Category: Blog, iOS, Development

Face tracking with AVFoundation

Face tracking with AVFoundation

Face tracking is an interesting feature which is available on iOS since it’s 5th version. In this tutorial, I would like to show you how to implement it in Swift 3.0.

The biggest issue with the implementation of this feature is a fact that you have to implement camera support by using AVFoundation which is an alternative for UIImagePicker but it’s much more customizable and allow you for doing almost everything with your cameras, and also requires a bit more time…

Ok so let’s code something.

First of all, we can create an instance of CIDetector object which will be used later for our face-detecting features. We have to create it by setting detector type to CIDetectorTypeFace (in the same way we are able to detect rectangles, QR codes or texts) and also specify it’s accuracy (which can be low or high).

Now it’s time to focus on camera support implementation.  We have to create AVCaptureSession instance and set the sessionPreset which defines the quality of captured images.

Next step will be getting an access to AVCaptureDevice. For face tracking purpose we will use the front camera. We can get it by filtering the list of all possible devices (cameras) in our real-device.

Once we have an instance of captureDevice (front camera) we have to create AVCaptureDeviceInput which will be added to our AVCaptureSession.

We should lock the session for our changes by using beginConfiguration method.

Good and safe way to add a new input to our session is checking if we are able to add it before using addInput method.

If our input is created we have to create output to capture data from the camera.

We can use AVCaptureVideoDataOutput instance for that. We should also add some video settings like pixels format type, and add it in the same way as in the case of input.
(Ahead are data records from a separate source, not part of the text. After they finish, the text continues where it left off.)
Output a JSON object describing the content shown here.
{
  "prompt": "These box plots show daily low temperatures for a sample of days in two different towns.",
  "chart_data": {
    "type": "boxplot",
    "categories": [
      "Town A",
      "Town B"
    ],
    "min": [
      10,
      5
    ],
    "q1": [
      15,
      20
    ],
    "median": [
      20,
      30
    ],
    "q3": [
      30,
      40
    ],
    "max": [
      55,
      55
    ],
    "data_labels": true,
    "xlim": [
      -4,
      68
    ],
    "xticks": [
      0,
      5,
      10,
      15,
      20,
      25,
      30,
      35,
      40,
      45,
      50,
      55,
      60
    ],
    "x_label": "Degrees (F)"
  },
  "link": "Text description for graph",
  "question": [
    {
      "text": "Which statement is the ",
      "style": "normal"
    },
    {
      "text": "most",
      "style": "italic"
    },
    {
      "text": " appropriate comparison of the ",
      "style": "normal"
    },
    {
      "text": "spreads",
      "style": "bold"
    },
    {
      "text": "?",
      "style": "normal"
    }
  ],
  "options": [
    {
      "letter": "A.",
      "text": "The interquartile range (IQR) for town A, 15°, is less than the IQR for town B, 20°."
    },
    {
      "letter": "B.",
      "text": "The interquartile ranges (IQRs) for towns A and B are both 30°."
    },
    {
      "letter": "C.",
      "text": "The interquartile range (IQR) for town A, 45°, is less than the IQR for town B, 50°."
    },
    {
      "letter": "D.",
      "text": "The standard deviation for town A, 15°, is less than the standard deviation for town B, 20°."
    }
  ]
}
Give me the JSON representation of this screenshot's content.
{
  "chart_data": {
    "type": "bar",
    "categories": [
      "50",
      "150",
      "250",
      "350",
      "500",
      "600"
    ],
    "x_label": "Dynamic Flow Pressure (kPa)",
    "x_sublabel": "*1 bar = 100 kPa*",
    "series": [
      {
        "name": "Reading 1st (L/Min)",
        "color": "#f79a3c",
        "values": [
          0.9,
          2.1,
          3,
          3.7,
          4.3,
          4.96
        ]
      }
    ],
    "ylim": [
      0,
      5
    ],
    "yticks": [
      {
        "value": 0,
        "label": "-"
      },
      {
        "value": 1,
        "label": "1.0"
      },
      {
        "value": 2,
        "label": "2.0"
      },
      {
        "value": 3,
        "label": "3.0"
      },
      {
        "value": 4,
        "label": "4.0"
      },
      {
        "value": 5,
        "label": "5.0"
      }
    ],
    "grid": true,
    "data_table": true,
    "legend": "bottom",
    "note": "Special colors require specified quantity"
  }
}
Once we are finished with the configuration we have to call commitConfiguration to let our session instance know that everything is set.
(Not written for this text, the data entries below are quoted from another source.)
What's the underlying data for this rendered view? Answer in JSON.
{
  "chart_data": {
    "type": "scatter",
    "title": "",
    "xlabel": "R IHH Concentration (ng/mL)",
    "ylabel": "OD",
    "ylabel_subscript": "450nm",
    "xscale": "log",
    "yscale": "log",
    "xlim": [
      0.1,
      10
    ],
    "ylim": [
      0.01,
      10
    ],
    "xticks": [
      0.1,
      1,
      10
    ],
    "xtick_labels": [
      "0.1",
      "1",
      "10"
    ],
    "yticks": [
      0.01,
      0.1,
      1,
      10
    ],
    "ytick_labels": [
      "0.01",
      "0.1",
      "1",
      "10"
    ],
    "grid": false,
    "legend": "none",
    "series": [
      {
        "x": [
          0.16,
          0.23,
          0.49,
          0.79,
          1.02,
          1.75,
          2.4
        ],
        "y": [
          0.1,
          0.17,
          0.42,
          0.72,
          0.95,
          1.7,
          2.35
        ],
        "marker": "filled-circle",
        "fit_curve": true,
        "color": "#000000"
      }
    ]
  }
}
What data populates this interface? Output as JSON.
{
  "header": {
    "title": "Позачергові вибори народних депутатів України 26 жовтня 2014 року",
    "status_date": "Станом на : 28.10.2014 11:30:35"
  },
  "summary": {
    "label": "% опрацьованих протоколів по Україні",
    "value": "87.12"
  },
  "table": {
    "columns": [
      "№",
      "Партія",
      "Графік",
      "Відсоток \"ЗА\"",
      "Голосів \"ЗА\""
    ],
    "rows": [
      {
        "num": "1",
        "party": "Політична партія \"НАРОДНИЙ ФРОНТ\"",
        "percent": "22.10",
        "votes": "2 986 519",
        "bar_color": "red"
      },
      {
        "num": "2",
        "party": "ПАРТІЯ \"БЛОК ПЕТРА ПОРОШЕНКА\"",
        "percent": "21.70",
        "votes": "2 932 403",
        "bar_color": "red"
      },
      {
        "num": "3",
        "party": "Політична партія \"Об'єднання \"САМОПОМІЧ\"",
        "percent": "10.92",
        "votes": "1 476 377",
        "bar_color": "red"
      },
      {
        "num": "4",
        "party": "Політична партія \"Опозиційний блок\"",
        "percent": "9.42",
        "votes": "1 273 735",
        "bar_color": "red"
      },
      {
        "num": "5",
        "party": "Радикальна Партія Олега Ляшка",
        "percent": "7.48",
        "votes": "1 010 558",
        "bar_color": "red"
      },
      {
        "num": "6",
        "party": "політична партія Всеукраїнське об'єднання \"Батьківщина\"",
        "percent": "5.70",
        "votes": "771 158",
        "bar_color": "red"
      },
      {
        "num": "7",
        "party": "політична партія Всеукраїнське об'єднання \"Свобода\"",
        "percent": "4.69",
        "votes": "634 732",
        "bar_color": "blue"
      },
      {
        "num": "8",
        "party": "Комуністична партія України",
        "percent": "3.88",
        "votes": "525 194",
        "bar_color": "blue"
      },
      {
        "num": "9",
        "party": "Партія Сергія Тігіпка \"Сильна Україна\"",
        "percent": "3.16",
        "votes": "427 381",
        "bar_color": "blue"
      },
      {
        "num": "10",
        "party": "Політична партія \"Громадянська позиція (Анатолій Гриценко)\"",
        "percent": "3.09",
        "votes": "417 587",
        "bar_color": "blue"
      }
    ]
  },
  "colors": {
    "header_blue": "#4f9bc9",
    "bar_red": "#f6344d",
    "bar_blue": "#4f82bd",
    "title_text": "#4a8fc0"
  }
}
Because our output will be collecting data all the time once session will be running, we have to create a special dispatch queue for it.

Next, we have to implement AVCaptureVideoDataOutputSampleBufferDelegate to have an access to raw data which is gathered by the camera.

Now the magic begins…

Our face detector is able to look for features in the instance of CIImage so we have to convert our sampleBuffer form delegate method to it.

By features I mean mouths, eyes, heads (yes, we can detect for more than one person at once).

To get CIImage on which faceDetector will be looking for features, we have to use CMSampleBuggerGetImageBuffer.

We also have to create an options object which will define what exactly on our faces we have to be looking for.

In example app which is available on our GitHub (link at the bottom of page), I focused on detecting smile and eyes blink.

Once we have our ciImage and options set up, we can start real tracking.  CIDetector object has a function called features which returns an array with all found features.

Now we can loop through the array to examine the bounds of each face and each feature in the faces. I’m focused only on displaying  details about one person.

To have an access to properties like mouthPosition, hasSmile or left/right eye closed we need to cast feature to CIFaceFeature before.

Inside for loop, I have also helper function which can calculate proper face rest and update label.

So as you can see here, the implementation of face features tracking is really easy but only once AVFoundation camera support is implemented.